4 Comparison with ISO Prolog
Our meta-interpreter and a standard Prolog interpreter are not complete with
respect to the inductive interpretation and not comparable to each other. Let us
look at the following predicate.
p (3).
p ( A ) : - p ( B ).
In the inductive interpretation of the predicate p, p(x) holds for any x. This is
the behavior of the standard interpreter; but, in our meta-interpreter, p(x) fails
for any x 6= 3, because A and B always unify.
Consider the predicate member, but with the order of the clauses reversed.
member (E ,[ _ | L ]) : - member ( L ).
member (E ,[ E | _ ]).
In this case, the query L=[1|L], member(1,L) should succeed, because (1, L) is in
the inductive interpretation. The query succeeds with our meta-interpreter, but
does not terminate with a standard Prolog interpreter.
5 Conclusion
In this work we show an operational semantics that allow inductive predicates
to behave correctly on the complete Herbrand base; moreover we show how it
is possible with a simple meta-interpreter to have inductive predicates that fail
when they have a infinite, but rational, proof.
A meta-interpreter by Ancona [1] executes a user-specified predicate when
it finds a cycle: it can simulate ours by executing fail.

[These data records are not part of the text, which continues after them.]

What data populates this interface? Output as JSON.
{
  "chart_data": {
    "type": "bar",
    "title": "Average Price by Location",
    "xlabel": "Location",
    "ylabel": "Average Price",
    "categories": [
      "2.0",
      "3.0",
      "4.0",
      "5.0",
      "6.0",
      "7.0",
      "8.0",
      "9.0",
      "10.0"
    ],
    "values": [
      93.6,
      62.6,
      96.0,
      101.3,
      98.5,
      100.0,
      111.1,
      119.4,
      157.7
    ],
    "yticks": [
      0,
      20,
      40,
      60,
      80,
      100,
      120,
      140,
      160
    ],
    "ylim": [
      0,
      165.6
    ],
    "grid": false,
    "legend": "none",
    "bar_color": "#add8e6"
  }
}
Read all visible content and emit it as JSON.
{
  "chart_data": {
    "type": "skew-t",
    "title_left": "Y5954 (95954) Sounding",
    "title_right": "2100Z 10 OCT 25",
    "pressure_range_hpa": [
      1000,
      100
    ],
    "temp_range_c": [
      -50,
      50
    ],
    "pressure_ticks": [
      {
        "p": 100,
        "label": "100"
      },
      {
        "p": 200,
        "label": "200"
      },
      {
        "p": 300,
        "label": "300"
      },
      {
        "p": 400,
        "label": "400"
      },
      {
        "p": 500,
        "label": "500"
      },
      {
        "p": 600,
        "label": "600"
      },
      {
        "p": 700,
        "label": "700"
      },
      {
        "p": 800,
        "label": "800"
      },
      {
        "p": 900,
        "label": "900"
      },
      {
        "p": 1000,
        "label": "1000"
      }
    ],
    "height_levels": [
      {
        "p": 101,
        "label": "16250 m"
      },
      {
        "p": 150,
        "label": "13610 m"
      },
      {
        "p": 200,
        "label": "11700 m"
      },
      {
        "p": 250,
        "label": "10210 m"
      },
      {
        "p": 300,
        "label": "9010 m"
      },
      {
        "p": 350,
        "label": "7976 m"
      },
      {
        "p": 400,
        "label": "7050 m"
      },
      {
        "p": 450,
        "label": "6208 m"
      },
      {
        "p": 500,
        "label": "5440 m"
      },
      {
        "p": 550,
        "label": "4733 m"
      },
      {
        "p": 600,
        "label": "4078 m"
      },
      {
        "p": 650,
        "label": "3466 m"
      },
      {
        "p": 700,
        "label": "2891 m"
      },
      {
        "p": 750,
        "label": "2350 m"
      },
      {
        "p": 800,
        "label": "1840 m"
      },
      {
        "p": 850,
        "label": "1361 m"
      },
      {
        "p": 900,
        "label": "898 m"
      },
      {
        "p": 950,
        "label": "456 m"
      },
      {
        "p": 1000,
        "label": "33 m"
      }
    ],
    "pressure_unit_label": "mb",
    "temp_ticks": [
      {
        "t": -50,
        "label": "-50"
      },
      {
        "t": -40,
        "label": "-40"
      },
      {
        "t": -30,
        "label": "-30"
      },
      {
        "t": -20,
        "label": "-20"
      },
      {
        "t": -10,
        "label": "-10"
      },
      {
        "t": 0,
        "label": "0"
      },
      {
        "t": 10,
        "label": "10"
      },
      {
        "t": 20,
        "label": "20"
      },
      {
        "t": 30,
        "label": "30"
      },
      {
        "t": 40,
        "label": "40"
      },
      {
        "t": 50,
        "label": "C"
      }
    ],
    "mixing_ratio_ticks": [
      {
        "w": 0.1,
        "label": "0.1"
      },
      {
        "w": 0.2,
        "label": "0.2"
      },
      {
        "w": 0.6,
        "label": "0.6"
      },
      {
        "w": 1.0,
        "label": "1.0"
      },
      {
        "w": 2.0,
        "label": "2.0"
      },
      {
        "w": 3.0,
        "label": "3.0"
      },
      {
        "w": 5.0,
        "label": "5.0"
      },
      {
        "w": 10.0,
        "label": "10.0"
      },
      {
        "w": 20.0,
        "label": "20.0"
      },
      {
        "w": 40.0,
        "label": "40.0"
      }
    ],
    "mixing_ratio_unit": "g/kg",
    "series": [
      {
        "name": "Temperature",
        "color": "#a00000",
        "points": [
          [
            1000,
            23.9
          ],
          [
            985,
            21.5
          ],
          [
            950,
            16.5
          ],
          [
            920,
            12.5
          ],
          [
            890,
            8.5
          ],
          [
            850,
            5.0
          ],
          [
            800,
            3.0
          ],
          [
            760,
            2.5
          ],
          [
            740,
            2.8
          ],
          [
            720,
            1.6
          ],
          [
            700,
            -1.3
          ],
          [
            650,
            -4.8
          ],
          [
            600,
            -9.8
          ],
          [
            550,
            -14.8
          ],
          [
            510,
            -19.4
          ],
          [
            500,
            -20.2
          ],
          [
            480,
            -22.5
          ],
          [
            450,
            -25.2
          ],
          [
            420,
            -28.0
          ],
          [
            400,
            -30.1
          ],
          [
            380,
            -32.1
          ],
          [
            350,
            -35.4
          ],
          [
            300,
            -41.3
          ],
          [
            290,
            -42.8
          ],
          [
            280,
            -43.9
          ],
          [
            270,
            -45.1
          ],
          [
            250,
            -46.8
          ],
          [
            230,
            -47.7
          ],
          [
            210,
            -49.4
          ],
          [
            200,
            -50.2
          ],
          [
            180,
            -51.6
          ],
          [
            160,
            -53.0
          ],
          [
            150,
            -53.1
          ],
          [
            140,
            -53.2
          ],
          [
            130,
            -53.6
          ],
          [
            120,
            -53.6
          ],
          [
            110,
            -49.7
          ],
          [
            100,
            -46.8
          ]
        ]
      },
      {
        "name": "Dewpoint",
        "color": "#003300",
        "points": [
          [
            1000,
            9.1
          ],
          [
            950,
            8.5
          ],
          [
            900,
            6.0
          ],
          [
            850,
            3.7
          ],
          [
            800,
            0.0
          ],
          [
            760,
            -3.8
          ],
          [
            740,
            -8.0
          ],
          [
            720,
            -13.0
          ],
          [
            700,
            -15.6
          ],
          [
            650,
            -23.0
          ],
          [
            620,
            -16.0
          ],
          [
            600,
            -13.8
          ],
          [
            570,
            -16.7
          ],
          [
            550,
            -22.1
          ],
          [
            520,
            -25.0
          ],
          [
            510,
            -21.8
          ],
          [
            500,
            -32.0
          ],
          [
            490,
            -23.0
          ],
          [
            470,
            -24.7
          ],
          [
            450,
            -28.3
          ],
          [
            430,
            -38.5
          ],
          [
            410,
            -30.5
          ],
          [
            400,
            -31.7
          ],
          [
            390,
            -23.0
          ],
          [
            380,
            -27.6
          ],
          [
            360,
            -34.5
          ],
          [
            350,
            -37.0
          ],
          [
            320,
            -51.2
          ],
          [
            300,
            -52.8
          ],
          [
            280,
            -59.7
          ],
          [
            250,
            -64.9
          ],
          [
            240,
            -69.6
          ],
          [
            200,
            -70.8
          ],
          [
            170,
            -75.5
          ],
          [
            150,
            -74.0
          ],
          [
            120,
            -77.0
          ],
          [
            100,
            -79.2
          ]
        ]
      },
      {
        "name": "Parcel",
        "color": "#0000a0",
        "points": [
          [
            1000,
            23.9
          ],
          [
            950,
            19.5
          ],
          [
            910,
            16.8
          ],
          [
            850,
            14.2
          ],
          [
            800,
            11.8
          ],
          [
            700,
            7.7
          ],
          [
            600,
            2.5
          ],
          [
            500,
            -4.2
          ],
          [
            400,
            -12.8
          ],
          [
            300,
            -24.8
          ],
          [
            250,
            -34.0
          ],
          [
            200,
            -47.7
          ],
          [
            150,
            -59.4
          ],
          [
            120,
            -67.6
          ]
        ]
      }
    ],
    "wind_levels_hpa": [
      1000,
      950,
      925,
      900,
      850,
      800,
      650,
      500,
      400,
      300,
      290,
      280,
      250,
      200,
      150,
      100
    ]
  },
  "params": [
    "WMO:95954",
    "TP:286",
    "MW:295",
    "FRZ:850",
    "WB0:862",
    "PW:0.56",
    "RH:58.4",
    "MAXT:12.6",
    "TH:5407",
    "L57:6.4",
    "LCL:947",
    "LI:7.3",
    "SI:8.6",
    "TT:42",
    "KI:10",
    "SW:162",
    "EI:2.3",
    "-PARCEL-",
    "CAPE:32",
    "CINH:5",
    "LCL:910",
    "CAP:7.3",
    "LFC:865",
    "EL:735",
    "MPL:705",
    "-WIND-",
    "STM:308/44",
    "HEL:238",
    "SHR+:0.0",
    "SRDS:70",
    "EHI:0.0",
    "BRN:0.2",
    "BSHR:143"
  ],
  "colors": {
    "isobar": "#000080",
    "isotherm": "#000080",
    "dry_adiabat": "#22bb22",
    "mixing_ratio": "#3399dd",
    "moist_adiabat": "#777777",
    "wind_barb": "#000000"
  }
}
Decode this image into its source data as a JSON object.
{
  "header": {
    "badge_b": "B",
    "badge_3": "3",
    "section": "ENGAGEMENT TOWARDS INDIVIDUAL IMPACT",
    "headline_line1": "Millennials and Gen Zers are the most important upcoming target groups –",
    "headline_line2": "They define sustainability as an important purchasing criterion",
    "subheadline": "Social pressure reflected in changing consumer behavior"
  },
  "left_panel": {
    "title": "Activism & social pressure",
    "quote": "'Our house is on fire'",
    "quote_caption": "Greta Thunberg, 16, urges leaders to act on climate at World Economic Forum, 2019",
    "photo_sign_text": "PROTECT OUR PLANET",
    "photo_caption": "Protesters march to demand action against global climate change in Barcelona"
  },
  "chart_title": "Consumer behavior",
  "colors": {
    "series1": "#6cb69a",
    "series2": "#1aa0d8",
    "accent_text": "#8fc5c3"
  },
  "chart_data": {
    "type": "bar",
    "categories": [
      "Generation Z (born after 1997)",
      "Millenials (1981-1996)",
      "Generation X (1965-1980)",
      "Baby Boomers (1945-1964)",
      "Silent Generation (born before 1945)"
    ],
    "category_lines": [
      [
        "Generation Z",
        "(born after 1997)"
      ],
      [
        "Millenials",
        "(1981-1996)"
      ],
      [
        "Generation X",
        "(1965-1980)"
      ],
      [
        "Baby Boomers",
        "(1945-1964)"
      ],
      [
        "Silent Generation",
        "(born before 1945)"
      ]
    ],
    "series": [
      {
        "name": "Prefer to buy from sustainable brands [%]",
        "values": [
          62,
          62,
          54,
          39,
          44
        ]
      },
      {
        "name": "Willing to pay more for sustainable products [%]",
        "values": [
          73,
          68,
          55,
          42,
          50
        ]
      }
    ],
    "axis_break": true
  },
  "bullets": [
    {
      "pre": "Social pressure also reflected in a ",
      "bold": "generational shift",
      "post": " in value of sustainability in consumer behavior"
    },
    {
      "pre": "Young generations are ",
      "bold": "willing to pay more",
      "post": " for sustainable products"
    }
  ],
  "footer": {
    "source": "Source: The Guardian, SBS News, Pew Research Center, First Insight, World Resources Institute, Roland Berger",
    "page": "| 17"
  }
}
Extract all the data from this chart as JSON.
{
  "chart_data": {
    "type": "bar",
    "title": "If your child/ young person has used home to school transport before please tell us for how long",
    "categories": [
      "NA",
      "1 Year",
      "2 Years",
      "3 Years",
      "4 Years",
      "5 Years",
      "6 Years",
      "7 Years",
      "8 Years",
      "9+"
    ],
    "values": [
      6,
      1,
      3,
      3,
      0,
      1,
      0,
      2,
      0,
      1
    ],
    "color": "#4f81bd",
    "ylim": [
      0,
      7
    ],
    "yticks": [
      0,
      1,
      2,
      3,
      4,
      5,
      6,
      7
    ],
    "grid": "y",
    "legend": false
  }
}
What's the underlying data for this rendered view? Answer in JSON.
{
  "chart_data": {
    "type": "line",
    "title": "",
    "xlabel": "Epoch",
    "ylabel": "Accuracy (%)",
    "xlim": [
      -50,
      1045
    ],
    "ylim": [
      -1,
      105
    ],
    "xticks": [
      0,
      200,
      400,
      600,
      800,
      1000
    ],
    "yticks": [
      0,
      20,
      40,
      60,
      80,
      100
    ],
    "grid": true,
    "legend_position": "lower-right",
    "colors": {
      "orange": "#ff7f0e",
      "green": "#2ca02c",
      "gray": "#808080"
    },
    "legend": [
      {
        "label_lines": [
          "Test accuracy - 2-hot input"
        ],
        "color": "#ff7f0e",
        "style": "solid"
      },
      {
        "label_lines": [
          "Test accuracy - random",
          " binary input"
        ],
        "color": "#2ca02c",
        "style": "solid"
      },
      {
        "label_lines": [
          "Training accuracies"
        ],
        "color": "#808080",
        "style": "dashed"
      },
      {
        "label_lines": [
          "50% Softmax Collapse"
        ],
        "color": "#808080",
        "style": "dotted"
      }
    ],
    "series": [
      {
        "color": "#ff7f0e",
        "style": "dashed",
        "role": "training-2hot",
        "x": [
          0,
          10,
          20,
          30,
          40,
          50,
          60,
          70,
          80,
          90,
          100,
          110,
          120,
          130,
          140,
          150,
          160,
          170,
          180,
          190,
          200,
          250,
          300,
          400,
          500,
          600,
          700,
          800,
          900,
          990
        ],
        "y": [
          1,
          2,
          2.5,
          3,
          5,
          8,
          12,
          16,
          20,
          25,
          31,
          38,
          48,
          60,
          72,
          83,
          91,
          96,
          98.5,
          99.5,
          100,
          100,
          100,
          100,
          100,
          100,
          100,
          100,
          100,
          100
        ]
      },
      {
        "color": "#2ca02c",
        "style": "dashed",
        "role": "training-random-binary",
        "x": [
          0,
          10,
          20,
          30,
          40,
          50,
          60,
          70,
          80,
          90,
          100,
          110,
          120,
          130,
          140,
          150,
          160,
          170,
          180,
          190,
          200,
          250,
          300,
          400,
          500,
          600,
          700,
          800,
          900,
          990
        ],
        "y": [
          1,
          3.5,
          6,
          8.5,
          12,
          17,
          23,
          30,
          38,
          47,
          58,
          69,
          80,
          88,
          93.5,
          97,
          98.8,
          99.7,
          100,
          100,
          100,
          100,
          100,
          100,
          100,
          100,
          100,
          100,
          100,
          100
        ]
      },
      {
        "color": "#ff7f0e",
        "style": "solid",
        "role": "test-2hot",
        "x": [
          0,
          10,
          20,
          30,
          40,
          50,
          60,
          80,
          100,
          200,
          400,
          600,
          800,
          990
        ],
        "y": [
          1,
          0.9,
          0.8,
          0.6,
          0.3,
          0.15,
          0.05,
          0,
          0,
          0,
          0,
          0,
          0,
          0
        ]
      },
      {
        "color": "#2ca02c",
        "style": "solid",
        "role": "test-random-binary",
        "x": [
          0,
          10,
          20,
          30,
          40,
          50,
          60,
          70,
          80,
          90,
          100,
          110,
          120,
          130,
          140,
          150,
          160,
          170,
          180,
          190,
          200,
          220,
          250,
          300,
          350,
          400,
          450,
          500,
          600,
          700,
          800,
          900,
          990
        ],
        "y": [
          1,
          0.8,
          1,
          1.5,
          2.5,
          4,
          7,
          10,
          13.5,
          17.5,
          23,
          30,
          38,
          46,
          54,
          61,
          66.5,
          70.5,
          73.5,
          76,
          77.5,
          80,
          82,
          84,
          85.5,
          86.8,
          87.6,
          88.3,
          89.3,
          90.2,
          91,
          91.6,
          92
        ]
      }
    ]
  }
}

Moura obtained similar
results [5]. This system is more expressive, but the relation with the standard
Prolog semantics is not clear.
Tabling [6,9,4] uses a table to store the sub-goals encountered during the
evaluation and their answers. When it finds the same sub-goal again, it uses
the information from the table; this allows to increase performance and ensure
termination. In tabling, when a goal is found in the table but its answer is not
yet available, instead of failing as we do, it suspends the current evaluation and
try another clause. When the resolution of this second clause finish providing an
answer it resume the first one and continue its evaluations using the the answer.
We do not have such behavior, and in this respect, our semantics is similar to
the classical Prolog one.
As future work, we plan to prove soundness with respect to the inductive
semantics and to investigate whether completeness is attainable. Unification is
not ideal for checking whether the resolution procedure is in a loop, because it
succeeds too often. We are looking for a relation that better suits our needs.